As to another event of the 2nd December, The Monroe Doctrine was introduced on 2nd December 1823. It is a policy of the United States and stated that further efforts by European nations to colonize land or interfere with states in North or South America would be viewed as acts of aggression requiring U.S. intervention. The Doctrine noted that the United States would neither interfere with existing European colonies nor meddle in the internal concerns of European countries. The Doctrine was issued at a time when nearly all Latin American colonies of Spain and Portugal had achieved independence from the Spanish Empire (except Peru and Bolivia, which became independent in 1825, and Cuba and Puerto Rico). The United States, working in agreement with Britain, wanted to guarantee no European power would move in. The doctrine was announced by President James Monroe, but the author was the then Secretary of State John Quincy Adams.
Monroe
Adams
 “The occasion has been judged proper for asserting, as a principle in which the rights and interests of the United States are involved, that the American continents, by the free and independent condition which they have assumed and maintain, are henceforth not to be considered as subjects for future colonization by any European powers….

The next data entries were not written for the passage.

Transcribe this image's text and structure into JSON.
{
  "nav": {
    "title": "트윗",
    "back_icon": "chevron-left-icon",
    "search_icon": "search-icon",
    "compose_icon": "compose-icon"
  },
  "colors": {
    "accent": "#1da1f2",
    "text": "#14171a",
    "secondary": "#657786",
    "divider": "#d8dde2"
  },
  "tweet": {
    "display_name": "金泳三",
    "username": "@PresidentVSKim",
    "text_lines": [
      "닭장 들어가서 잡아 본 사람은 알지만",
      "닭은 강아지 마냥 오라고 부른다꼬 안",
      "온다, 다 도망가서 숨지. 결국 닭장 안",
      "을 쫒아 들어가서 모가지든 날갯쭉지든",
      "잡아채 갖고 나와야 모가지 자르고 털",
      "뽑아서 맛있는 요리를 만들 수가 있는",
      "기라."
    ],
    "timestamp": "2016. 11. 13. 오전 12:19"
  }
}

We owe it, therefore, to candor and to the amicable relations existing between the United States and those powers to declare that we should consider any attempt on their part to extend their system to any portion of this hemisphere as dangerous to our peace and safety. With the existing colonies or dependencies of any European power we have not interfered and shall not interfere. But with the Governments who have declared their independence and maintained it, and whose independence we have, on great consideration and on just principles, acknowledged, we could not view any interposition for the purpose of oppressing them, or controlling in any other manner their destiny, by any European power in any other light than as the manifestation of an unfriendly disposition toward the United States…”

So stay out of our back yard! Another example of power and forceful performance writing which fits right in with Nietzschean observations.

It is understandable that so many other American countries, particularly South American, have some issues with the Monroe Doctrine.